Selain itu, saat ini terbukti, kita semakin susah mencari seorang pemimpin yang memiliki kemampuan mendamaikan, yang bisa diterima dan dipercaya menjadi ‘penengah’ yang tidak berpikir untuk kepentingan sesuatu kelompok atau pribadinya. Sebab pemimpin yang seperti itu harus memiliki kapabilitas, kredibilitas dan integritasnya yang tinggi, sehingga bisa diterima oleh berbagai pihak.

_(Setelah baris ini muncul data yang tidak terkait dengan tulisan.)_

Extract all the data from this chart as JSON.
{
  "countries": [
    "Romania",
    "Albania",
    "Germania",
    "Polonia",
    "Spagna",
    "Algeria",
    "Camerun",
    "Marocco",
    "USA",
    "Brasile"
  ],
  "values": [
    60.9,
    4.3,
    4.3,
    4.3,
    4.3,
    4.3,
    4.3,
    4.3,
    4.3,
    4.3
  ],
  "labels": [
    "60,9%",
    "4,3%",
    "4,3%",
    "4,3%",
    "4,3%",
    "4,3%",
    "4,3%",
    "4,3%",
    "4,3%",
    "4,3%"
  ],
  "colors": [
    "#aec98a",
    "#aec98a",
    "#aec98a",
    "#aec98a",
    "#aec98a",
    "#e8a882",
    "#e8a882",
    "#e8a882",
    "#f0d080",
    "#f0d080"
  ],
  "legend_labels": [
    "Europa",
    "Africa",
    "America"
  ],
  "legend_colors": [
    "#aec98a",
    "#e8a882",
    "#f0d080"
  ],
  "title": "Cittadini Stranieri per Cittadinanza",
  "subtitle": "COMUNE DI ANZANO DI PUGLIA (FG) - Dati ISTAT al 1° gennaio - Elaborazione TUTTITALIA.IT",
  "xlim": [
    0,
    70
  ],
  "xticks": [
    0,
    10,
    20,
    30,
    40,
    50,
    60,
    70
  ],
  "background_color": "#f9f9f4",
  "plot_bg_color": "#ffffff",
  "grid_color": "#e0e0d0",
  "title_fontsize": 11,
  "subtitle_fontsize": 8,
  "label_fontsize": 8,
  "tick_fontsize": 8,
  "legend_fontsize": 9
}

Jika kita melakukan kilas balik ke belakang, sesungguhnya dahulu kala, ketika pada era kepemimpinan tokoh-tokoh non formal dalam masyarakat, kita pernah melihat masa kepemimpinan dimana ketika setiap ucapan mereka menjadi fatwa, ketika mereka amat disegani. Tapi kini entah siapa yang salah, nilai-nilai itu nampaknya telah bergeser. Bukan sekedar salah rakyat yang tidak lagi menghormati para pemimpinnya, karena para pemimpin yang tidak lagi menunjukkan teladan, serta tak lagi amanah.

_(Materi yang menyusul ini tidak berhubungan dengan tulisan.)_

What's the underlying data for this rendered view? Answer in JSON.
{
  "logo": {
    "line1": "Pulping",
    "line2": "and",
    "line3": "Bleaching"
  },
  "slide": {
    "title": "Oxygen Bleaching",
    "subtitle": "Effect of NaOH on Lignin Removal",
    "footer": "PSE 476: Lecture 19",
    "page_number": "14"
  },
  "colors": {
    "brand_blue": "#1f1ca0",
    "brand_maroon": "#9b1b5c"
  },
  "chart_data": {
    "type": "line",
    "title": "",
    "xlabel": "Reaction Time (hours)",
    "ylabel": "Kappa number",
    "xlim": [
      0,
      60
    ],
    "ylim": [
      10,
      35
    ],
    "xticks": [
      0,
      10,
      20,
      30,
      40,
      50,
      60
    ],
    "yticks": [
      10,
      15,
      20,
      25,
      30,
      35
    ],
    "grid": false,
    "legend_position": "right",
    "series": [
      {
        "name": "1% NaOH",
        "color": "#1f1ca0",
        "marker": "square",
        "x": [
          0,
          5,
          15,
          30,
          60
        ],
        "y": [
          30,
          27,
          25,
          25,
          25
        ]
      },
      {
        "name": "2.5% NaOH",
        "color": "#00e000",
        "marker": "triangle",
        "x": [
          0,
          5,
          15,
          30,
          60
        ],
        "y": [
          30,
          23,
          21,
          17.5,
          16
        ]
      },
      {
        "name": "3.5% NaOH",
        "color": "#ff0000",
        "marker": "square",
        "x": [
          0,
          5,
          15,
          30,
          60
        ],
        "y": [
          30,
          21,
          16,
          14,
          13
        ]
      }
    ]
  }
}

Dari berbagai konsep kepemimpinan, ada tiga aspek penting yang harus dimiliki oleh seorang pemimpin. Pertama adalah kapabilitas (capability)-kemampuan; kedua, kredibilitas (credibility)-dapat dipercaya dan ketiga, integritas (integrity)-kejujuran. Bila ketiga faktor ini telah dimiliki oleh seorang pemimpin, maka orang ini sudah termasuk pemimpin yang berkepribadian mulia. Dia akan mampu membawa masyarakatnya kepada kebahagiaan dan kesejahteraan.

Disinilah dimana mencari seorang pemimpin bukanlah mencari untuk perubahan akan tetapi mencari seorang pemimpin adalah untuk kedamaian dan kelangsungan organisasi yang selalu berkembang, aman dan dapat diterima oleh masyarakat luas.
Kekuasaan dan kepemimpinan sesungguhnya merupakan amanah dari rakyat. Bila sang pemimpin memperoleh kekuasaan maka kekuasaan itu haruslah dipergunakan sebaik-baiknya untuk peningkatan kebahagiaan dan kesejahteraan rakyat. Maka “Raja alim raja disembah, raja zalim raja disanggah.”